Automatized pipeline for attribute and model selection

zmk
Contributor II

Automatized pipeline for attribute and model selection

Hi there,

I am new to Rapidminer, but I already tried some models on my data out and it worked perfectly.

I have the following data set:

40 examples and about 100 attributes (numbers: real), 1 label (binominal).

 

My aim is to find a good model that predicts the label using just a few attributes like eg 4.

I tried using the tutorial “Finding the right Model” (https://www.youtube.com/watch?v=uN1I4yrNNuQ) multiple models (Decision Tree, Naive Bayes, k-NN, Neural Net, Linear Regression…) using “Compare ROCs”. This worked good and inspired me for this question.

 

I want to set up a pipeline that does the following tasks:

  1. Randomly, or weight based selects attribute combinations (eg only 4 attributes: 2 attributes that I manually selected and the other two are randomly selected)
  2. Forwards them to a X-Validation function that uses multiple models on the data (Decision Tree, Naive Bayes, k-NN, Neural Net, Linear Regression...)

At the end I get a report for each tested attribute combination, used model and the performance measurements of the model (eg. accuracy). At best ordered by accuracy.

Is there such a pipeline?

Does anyone know what I have to put together to realize such a pipeline?

 

Thanks for your help.

2 REPLIES
Highlighted
Elite III

Re: Automatized pipeline for attribute and model selection

This certainly isn't anything that is already built into the software.  But what you describe is something that could be built, using loops and macros.  It's probably more than a trivial effort, and if the reports you are talking about are outputs to external software packages, that might be tricky.  But in principle everyone you have requested is something that RapidMiner can do.

 

Brian T., Lindon Ventures - www.lindonventures.com
Analytics Consulting by Certified RapidMiner Analysts
zmk
Contributor II

Re: Automatized pipeline for attribute and model selection

Great.
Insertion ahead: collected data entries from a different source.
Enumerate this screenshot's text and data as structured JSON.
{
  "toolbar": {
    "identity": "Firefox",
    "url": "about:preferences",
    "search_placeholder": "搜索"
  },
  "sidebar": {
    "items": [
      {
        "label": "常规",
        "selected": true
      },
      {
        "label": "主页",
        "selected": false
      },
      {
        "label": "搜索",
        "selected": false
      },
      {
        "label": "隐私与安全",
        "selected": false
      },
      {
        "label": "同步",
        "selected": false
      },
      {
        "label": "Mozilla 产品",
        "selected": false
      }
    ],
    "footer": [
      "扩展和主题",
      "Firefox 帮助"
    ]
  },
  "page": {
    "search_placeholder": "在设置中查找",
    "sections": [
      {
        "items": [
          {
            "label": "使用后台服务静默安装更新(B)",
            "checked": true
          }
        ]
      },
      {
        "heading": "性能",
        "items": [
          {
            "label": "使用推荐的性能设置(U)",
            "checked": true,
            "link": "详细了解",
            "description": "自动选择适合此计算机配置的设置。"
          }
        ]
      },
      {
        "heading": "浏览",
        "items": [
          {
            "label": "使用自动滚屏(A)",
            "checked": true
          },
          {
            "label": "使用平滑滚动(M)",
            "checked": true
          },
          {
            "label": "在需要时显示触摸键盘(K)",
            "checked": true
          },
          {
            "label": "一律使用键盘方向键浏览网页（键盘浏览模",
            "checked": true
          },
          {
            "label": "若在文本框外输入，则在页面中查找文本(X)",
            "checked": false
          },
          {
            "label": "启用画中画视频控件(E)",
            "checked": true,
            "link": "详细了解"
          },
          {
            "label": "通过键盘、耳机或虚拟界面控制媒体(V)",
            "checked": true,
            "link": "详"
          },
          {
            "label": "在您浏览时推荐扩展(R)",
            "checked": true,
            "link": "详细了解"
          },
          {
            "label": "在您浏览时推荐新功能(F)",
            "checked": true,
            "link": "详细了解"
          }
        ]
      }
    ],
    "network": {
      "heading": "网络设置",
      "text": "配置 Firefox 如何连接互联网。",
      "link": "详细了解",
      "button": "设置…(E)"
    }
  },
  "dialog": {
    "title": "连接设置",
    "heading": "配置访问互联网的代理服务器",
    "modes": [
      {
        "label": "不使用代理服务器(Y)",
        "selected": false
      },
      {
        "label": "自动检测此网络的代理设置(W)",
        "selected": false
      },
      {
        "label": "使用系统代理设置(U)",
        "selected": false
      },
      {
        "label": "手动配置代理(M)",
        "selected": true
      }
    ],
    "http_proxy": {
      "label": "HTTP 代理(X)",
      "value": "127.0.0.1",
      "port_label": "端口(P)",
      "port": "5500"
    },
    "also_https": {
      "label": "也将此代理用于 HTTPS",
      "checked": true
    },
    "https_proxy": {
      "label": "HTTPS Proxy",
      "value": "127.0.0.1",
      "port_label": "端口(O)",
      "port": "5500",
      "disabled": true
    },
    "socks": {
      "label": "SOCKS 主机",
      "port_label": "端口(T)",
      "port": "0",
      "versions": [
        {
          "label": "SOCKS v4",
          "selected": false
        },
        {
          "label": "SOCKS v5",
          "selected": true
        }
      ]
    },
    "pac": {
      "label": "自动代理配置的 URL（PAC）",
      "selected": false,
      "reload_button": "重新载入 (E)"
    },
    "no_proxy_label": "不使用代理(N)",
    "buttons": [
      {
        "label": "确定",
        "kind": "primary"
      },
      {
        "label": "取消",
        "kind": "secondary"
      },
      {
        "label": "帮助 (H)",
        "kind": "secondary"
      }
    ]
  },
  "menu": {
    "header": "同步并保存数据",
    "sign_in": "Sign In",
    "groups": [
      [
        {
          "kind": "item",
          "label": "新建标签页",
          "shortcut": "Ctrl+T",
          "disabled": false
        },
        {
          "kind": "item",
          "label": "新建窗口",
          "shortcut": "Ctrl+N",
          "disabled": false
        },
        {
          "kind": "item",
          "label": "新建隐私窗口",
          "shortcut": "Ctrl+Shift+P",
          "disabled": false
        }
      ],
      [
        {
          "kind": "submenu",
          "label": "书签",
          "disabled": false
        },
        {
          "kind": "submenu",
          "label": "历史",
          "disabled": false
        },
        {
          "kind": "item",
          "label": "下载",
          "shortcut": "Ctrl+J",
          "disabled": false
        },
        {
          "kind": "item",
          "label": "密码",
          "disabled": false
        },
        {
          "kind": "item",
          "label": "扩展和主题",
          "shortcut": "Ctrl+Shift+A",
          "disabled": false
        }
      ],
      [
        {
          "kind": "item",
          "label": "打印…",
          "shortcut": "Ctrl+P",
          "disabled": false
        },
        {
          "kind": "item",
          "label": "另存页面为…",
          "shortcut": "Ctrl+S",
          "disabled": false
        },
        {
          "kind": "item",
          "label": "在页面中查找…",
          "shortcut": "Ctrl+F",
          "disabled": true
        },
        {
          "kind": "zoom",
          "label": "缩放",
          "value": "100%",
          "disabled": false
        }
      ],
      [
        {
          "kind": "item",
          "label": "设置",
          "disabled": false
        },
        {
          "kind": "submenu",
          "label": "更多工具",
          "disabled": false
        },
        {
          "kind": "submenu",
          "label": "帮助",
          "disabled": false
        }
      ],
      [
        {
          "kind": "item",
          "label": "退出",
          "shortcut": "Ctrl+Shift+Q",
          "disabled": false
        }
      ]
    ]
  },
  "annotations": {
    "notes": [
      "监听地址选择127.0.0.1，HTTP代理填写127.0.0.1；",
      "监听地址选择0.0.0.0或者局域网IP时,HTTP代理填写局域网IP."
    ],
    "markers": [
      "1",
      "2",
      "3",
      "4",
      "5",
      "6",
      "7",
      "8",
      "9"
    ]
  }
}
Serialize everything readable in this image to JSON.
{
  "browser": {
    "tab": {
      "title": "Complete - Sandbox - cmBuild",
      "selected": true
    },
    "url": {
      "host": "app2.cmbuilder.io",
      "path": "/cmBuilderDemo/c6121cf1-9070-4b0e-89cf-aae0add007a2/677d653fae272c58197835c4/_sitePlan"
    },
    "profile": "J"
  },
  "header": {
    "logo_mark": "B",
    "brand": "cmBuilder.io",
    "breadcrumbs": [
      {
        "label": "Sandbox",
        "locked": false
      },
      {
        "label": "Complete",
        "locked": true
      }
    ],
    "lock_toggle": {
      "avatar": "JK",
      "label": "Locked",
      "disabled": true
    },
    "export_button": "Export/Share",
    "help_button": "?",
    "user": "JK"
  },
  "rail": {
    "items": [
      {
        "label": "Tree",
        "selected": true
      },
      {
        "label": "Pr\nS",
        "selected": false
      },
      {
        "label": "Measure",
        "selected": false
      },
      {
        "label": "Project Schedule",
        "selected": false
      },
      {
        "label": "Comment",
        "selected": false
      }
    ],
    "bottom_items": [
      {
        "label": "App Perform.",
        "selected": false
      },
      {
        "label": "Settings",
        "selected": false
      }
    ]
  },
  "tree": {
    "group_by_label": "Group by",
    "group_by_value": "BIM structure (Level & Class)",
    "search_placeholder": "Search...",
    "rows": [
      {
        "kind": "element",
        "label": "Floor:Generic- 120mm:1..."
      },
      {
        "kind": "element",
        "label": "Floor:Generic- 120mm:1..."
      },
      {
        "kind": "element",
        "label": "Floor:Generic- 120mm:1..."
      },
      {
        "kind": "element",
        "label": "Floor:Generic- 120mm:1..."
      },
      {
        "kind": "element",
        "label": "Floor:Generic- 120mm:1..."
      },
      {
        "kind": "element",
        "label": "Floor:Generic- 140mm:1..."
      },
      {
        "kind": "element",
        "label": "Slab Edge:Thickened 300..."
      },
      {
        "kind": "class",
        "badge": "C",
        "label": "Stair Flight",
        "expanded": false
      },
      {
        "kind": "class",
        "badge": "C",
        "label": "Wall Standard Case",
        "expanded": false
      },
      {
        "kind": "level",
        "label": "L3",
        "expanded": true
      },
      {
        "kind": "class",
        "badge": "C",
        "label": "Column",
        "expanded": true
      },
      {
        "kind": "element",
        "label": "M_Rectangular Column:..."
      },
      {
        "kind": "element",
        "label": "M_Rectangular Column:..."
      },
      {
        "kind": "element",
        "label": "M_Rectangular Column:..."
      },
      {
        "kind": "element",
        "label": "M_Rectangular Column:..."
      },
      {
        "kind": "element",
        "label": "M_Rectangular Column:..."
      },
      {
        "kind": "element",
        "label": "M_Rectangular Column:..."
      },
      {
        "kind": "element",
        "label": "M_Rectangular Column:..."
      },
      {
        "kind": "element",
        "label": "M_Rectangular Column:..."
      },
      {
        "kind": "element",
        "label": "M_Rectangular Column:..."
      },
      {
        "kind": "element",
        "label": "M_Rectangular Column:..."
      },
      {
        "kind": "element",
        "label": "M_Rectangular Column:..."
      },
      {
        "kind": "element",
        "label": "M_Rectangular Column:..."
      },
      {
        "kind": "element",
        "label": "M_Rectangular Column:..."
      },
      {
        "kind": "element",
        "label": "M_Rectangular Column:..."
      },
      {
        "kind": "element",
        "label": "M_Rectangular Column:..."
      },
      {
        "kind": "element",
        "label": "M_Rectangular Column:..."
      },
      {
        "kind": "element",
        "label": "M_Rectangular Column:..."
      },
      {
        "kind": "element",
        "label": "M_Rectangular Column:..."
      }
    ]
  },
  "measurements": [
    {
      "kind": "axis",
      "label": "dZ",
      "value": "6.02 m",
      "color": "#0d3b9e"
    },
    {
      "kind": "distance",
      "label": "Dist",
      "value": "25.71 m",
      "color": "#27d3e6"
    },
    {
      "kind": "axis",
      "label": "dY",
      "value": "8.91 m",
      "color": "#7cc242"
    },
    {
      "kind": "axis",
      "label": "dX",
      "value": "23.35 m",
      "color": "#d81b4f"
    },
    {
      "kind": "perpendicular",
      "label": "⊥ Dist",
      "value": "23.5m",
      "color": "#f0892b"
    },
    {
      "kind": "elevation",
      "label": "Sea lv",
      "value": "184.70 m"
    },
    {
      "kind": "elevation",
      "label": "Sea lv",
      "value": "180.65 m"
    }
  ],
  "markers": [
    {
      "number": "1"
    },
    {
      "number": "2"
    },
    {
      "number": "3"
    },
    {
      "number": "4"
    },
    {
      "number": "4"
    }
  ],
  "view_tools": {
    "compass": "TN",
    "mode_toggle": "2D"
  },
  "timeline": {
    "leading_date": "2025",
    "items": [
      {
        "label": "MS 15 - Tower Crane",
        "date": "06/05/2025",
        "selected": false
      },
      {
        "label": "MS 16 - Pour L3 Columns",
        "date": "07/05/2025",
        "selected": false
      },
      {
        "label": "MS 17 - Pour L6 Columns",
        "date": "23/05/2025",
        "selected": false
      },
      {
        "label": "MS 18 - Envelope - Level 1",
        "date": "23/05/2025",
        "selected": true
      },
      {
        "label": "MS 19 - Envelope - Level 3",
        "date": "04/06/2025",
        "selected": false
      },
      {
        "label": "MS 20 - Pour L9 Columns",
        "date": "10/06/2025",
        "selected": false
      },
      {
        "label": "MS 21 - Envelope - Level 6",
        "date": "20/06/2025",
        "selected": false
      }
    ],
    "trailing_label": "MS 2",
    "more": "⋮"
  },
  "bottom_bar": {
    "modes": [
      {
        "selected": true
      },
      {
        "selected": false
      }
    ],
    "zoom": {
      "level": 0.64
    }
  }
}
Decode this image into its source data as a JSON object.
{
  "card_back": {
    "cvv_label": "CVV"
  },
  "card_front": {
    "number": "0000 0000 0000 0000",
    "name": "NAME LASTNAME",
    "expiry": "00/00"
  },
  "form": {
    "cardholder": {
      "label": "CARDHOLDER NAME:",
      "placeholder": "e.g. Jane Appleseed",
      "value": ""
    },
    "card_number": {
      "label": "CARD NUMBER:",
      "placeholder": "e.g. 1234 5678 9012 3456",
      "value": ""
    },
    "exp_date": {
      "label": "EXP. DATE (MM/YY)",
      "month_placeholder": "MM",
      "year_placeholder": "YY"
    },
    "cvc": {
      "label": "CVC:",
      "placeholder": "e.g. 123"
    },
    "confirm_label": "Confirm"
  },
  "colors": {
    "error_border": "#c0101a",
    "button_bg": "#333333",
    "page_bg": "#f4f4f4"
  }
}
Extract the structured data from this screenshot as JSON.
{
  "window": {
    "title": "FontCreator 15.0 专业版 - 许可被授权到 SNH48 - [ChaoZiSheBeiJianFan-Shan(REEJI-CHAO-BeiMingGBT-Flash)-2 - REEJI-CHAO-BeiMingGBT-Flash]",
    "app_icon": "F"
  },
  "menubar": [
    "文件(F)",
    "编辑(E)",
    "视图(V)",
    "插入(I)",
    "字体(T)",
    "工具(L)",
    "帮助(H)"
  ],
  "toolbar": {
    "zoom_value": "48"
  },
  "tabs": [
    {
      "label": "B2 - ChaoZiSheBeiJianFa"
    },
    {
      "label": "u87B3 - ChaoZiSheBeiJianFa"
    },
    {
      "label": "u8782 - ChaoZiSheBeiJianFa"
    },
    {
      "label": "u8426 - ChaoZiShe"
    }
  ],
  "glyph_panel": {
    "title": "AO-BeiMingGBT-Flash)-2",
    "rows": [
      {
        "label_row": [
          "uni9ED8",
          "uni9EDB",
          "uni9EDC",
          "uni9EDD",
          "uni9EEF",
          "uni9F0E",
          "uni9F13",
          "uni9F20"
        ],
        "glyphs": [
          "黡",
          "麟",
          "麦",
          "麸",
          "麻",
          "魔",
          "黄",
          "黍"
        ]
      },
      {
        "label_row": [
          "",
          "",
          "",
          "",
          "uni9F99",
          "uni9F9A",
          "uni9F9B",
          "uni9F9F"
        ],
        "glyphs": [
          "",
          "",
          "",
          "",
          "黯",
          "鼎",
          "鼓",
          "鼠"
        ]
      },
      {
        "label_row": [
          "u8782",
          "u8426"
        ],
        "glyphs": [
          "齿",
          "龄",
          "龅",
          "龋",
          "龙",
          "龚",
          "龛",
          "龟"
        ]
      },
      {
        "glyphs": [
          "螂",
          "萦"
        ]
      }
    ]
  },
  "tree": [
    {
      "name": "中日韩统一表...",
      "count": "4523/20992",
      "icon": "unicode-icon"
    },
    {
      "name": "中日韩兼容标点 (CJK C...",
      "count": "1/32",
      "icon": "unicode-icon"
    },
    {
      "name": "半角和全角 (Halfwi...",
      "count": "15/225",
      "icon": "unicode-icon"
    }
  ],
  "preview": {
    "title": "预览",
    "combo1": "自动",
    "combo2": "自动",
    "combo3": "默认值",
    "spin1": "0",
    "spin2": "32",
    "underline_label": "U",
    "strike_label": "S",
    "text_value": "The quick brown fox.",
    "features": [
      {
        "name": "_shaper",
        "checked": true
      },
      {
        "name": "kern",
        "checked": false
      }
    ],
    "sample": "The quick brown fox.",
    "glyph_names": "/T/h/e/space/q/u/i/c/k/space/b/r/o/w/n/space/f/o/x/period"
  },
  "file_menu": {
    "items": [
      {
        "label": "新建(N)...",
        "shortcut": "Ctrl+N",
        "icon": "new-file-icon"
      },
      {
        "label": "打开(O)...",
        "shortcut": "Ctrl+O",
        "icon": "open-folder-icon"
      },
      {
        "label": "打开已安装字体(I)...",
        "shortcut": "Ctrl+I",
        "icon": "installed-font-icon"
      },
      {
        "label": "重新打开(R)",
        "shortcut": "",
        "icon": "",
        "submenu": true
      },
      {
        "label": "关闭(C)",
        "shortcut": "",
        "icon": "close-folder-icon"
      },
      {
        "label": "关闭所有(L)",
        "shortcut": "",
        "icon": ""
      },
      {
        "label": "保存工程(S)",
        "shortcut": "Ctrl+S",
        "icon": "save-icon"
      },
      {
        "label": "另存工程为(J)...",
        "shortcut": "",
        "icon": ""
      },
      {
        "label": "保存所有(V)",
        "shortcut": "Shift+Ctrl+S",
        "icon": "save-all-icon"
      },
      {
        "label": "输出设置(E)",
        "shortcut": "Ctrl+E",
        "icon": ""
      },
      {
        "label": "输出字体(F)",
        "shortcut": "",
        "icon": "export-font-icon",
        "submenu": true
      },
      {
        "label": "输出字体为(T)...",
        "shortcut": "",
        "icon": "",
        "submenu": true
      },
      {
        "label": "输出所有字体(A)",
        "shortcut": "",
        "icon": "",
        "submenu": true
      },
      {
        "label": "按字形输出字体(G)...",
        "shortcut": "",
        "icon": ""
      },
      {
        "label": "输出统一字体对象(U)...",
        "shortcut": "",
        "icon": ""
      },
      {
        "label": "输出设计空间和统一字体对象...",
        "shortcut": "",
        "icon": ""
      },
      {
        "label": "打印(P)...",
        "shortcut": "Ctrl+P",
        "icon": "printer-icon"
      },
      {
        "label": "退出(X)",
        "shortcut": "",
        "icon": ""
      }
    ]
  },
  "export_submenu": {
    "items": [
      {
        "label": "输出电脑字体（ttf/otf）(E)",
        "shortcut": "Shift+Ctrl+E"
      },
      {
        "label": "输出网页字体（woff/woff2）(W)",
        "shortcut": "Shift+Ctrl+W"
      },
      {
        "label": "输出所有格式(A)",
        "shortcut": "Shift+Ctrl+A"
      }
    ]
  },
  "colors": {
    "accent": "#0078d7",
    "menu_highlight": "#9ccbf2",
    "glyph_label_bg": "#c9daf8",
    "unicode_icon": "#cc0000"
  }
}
Sounds good.

So can you give me some hints how to tackle this problem?

I will be more specific. This is what I need:

A function that performs a loop: "take n(eg 4) randommly features" and "forward" them to a set of models with saving the name of the features and the result of each algorith into eg. a file (eg CSV).

Stop when there are no more features to select.

 

Or even simpler: Using just one model (eg logistic regression): take random 4 features out of 100 and test them on the model (X-Validation) and save the performance in correlation to the features taken.